Algumas mulheres já podem desfrutar de um tempo maior com seus bebês, por conta do projeto Empresa Cidadã, lançado em setembro de 2008. Segundo o projeto, as empresas que oferecem para suas funcionárias que tiverem filhos ou adotarem crianças o afastamento de seis meses recebem benefícios fiscais no imposto de renda a partir de julho deste ano.
Mas essa realidade, de acordo com a advogada Flávia Bordin Cruz, deverá estar disponível para todas as mulheres, com a aprovação da Proposta de Emenda Constitucional (PEC) 64/07, de autoria da senadora Rosalba Ciarlini (DEM/RN), que já foi aprovada por unanimidade pelo Senado Federal. ''E ainda precisa ser aprovada pela Câmara dos Deputados, o que deve ocorrer em breve'', diz Flávia.

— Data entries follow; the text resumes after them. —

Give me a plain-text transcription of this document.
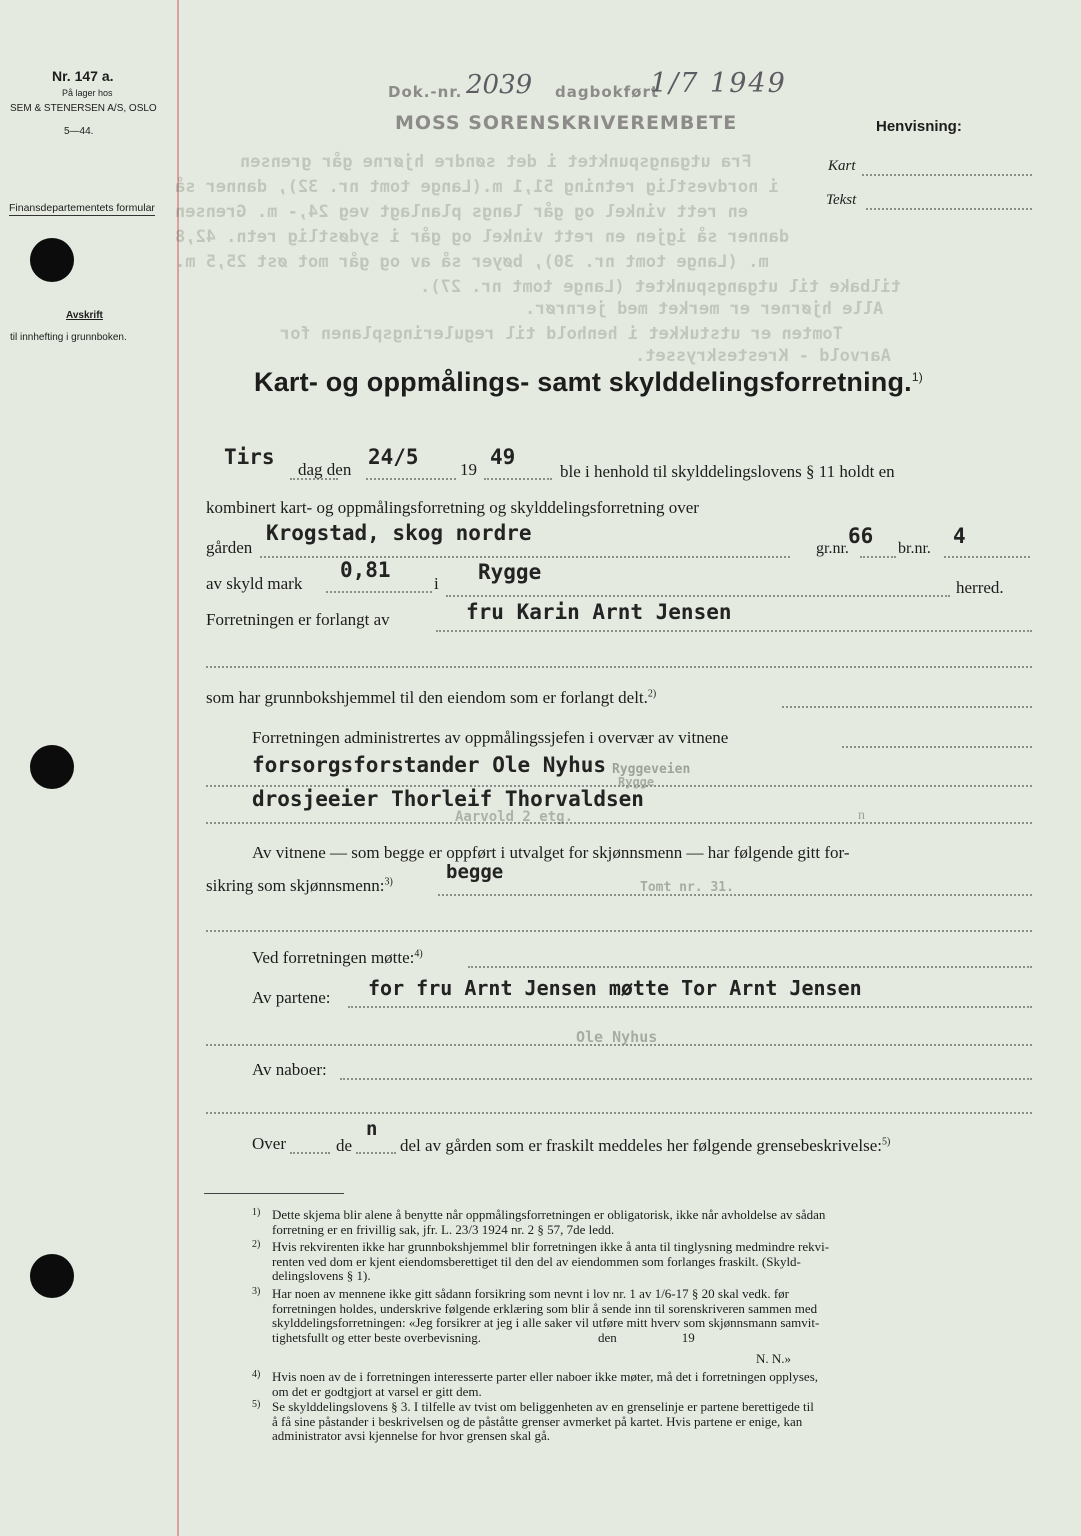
Nr. 147 a.
På lager hos
SEM & STENERSEN A/S, OSLO
5—44.
Finansdepartementets formular
Avskrift
til innhefting i grunnboken.
Dok.-nr. 2039 dagbokført
1/7 1949
MOSS SORENSKRIVEREMBETE	Henvisning:
Kart
Tekst
Fra utgangspunktet i det søndre hjørne går grensen
i nordvestlig retning 51,1 m.(Lange tomt nr. 32), danner så
en rett vinkel og går langs planlagt veg 24,- m. Grensen
danner så igjen en rett vinkel og går i sydøstlig retn. 42,8
m. (Lange tomt nr. 30), bøyer så av og går mot øst 25,5 m.
tilbake til utgangspunktet (Lange tomt nr. 27).
Alle hjørner er merket med jernrør.
Tomten er utstukket i henhold til reguleringsplanen for
Aarvold - Kresteskrysset.
Kart- og oppmålings- samt skylddelingsforretning.$^{1)}$
Tirs
dag den
24/5
19
49
ble i henhold til skylddelingslovens § 11 holdt en
kombinert kart- og oppmålingsforretning og skylddelingsforretning over
gården
Krogstad, skog nordre
gr.nr.
66
br.nr.
4
av skyld mark
0,81
i Rygge
herred.
Forretningen er forlangt av	fru Karin Arnt Jensen
som har grunnbokshjemmel til den eiendom som er forlangt delt.$^{2)}$
Forretningen administrertes av oppmålingssjefen i overvær av vitnene
forsorgsforstander Ole Nyhus Ryggeveien
Rygge
drosjeeier Thorleif Thorvaldsen
Aarvold 2 etg.	n
Av vitnene — som begge er oppført i utvalget for skjønnsmenn — har følgende gitt for-
sikring som skjønnsmenn:$^{3)}$	begge
Tomt nr. 31.
Ved forretningen møtte:$^{4)}$
Av partene: for fru Arnt Jensen møtte Tor Arnt Jensen
Ole Nyhus
Av naboer:
Over	de
n
del av gården som er fraskilt meddeles her følgende grensebeskrivelse:$^{5)}$
1) Dette skjema blir alene å benytte når oppmålingsforretningen er obligatorisk, ikke når avholdelse av sådan
forretning er en frivillig sak, jfr. L. 23/3 1924 nr. 2 § 57, 7de ledd.
2) Hvis rekvirenten ikke har grunnbokshjemmel blir forretningen ikke å anta til tinglysning medmindre rekvi-
renten ved dom er kjent eiendomsberettiget til den del av eiendommen som forlanges fraskilt. (Skyld-
delingslovens § 1).
3) Har noen av mennene ikke gitt sådann forsikring som nevnt i lov nr. 1 av 1/6-17 § 20 skal vedk. før
forretningen holdes, underskrive følgende erklæring som blir å sende inn til sorenskriveren sammen med
skylddelingsforretningen: «Jeg forsikrer at jeg i alle saker vil utføre mitt hverv som skjønnsmann samvit-
tighetsfullt og etter beste overbevisning.                                    den                    19
N. N.»
4) Hvis noen av de i forretningen interesserte parter eller naboer ikke møter, må det i forretningen opplyses,
om det er godtgjort at varsel er gitt dem.
5) Se skylddelingslovens § 3. I tilfelle av tvist om beliggenheten av en grenselinje er partene berettigede til
å få sine påstander i beskrivelsen og de påståtte grenser avmerket på kartet. Hvis partene er enige, kan
administrator avsi kjennelse for hvor grensen skal gå.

A proposta estende a todas as trabalhadoras o benefício que havia sido concedido pela Lei 11.770/08 às funcionárias das empresas que aderissem ao programa Empresa Cidadã. ''A partir da aprovação da Lei todas as trabalhadoras que contribuem com a previdência social passarão a ter o direito à licença maternidade estendida'', afirma a advogada.

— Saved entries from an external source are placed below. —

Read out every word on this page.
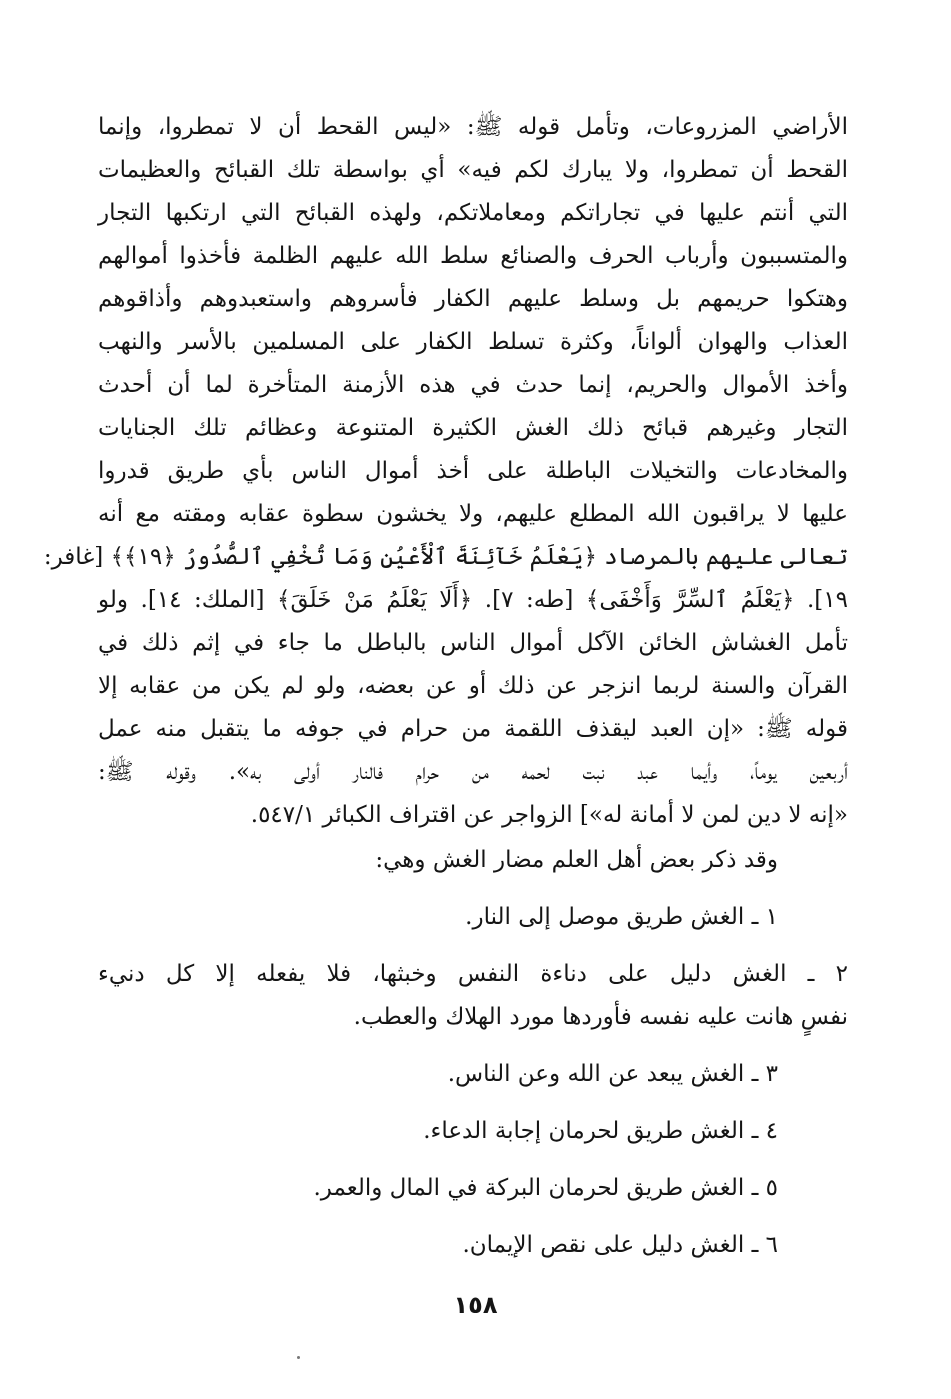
الأراضي المزروعات، وتأمل قوله ﷺ: «ليس القحط أن لا تمطروا، وإنما
القحط أن تمطروا، ولا يبارك لكم فيه» أي بواسطة تلك القبائح والعظيمات
التي أنتم عليها في تجاراتكم ومعاملاتكم، ولهذه القبائح التي ارتكبها التجار
والمتسببون وأرباب الحرف والصنائع سلط الله عليهم الظلمة فأخذوا أموالهم
وهتكوا حريمهم بل وسلط عليهم الكفار فأسروهم واستعبدوهم وأذاقوهم
العذاب والهوان ألواناً، وكثرة تسلط الكفار على المسلمين بالأسر والنهب
وأخذ الأموال والحريم، إنما حدث في هذه الأزمنة المتأخرة لما أن أحدث
التجار وغيرهم قبائح ذلك الغش الكثيرة المتنوعة وعظائم تلك الجنايات
والمخادعات والتخيلات الباطلة على أخذ أموال الناس بأي طريق قدروا
عليها لا يراقبون الله المطلع عليهم، ولا يخشون سطوة عقابه ومقته مع أنه
تعالى عليهم بالمرصاد ﴿يَعْلَمُ خَآئِنَةَ ٱلْأَعْيُنِ وَمَا تُخْفِي ٱلصُّدُورُ ﴿١٩﴾﴾ [غافر:
١٩]. ﴿يَعْلَمُ ٱلسِّرَّ وَأَخْفَى﴾ [طه: ٧]. ﴿أَلَا يَعْلَمُ مَنْ خَلَقَ﴾ [الملك: ١٤]. ولو
تأمل الغشاش الخائن الآكل أموال الناس بالباطل ما جاء في إثم ذلك في
القرآن والسنة لربما انزجر عن ذلك أو عن بعضه، ولو لم يكن من عقابه إلا
قوله ﷺ: «إن العبد ليقذف اللقمة من حرام في جوفه ما يتقبل منه عمل
أربعين يوماً، وأيما عبد نبت لحمه من حرام فالنار أولى به». وقوله ﷺ:
«إنه لا دين لمن لا أمانة له»] الزواجر عن اقتراف الكبائر ٥٤٧/١.
وقد ذكر بعض أهل العلم مضار الغش وهي:
١ ـ الغش طريق موصل إلى النار.
٢ ـ الغش دليل على دناءة النفس وخبثها، فلا يفعله إلا كل دنيء
نفسٍ هانت عليه نفسه فأوردها مورد الهلاك والعطب.
٣ ـ الغش يبعد عن الله وعن الناس.
٤ ـ الغش طريق لحرمان إجابة الدعاء.
٥ ـ الغش طريق لحرمان البركة في المال والعمر.
٦ ـ الغش دليل على نقص الإيمان.
١٥٨
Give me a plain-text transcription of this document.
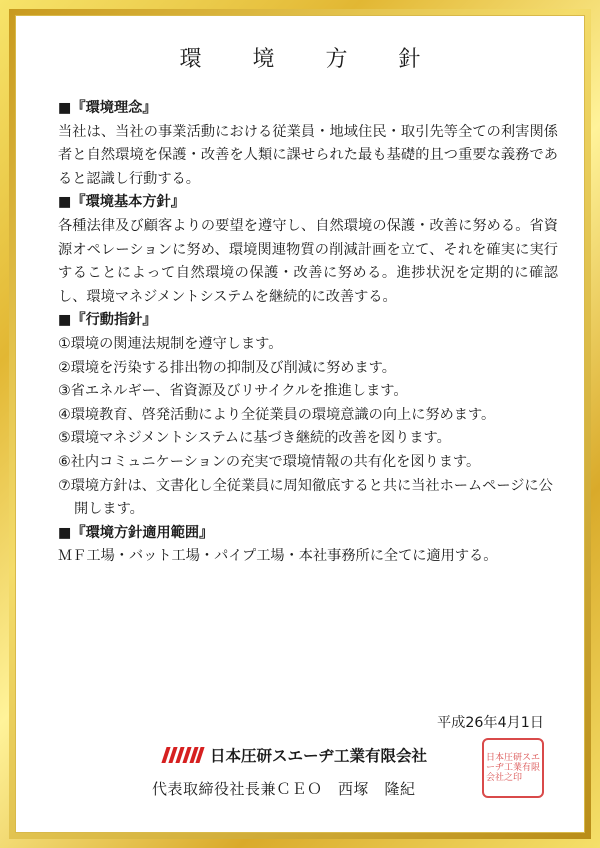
環 境 方 針
■『環境理念』
当社は、当社の事業活動における従業員・地域住民・取引先等全ての利害関係者と自然環境を保護・改善を人類に課せられた最も基礎的且つ重要な義務であると認識し行動する。
■『環境基本方針』
各種法律及び顧客よりの要望を遵守し、自然環境の保護・改善に努める。省資源オペレーションに努め、環境関連物質の削減計画を立て、それを確実に実行することによって自然環境の保護・改善に努める。進捗状況を定期的に確認し、環境マネジメントシステムを継続的に改善する。
■『行動指針』
①環境の関連法規制を遵守します。
②環境を汚染する排出物の抑制及び削減に努めます。
③省エネルギー、省資源及びリサイクルを推進します。
④環境教育、啓発活動により全従業員の環境意識の向上に努めます。
⑤環境マネジメントシステムに基づき継続的改善を図ります。
⑥社内コミュニケーションの充実で環境情報の共有化を図ります。
⑦環境方針は、文書化し全従業員に周知徹底すると共に当社ホームページに公開します。
■『環境方針適用範囲』
ＭＦ工場・バット工場・パイプ工場・本社事務所に全てに適用する。
平成26年4月1日
日本圧研スエーヂ工業有限会社
代表取締役社長兼ＣＥＯ　西塚　隆紀
日本圧研スエーヂ工業有限会社之印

Em Curitiba, o Instituto de Tecnologia do Paraná (Tecpar), assim que soube do surgimento do projeto realizou um trabalho de pesquisa em parceria com a Sociedade Brasileira de Pediatria e o resultado apontado na pesquisa motivou o Instituto a aderir ao programa.
''Não levamos em conta a questão da tributação. O que mais pesou foram os dados da Sociedade Brasileira de Pediatria, que demonstraram que as mães que amamentam regularmente durante os seis meses contribuem na diminuição das chances dos bebês de contrairem doenças'', garante Viviane Siqueira, gerente do setor de pessoal da Tecpar.
Ela informa ainda que, além das deduções fiscais, a empresa ganhou com a assiduidade das funcionárias. ''Depois da implantação do programa diminuíram as faltas das mães na empresa por conta da doença dos filhos e isso é muito bom para a produtividade.''
Em Londrina a empresa Milenia Agrociências também fez a adesão ao Empresa Cidadã. ''A atitude foi uma busca ao equilíbrio pessoal e profissional das colaboradoras e principalmente na ligação entre mãe e filho'', explica Danieli Rodrigues, coordenadora de remuneração e benefícios.
De acordo com ela, não é só a mãe quem se beneficia, mas a empresa também. ''Não temos problemas de falta com as mães e o benefício, por não ser obrigatório, acaba sendo um diferencial que colabora na retenção dos bons talentos'', informa.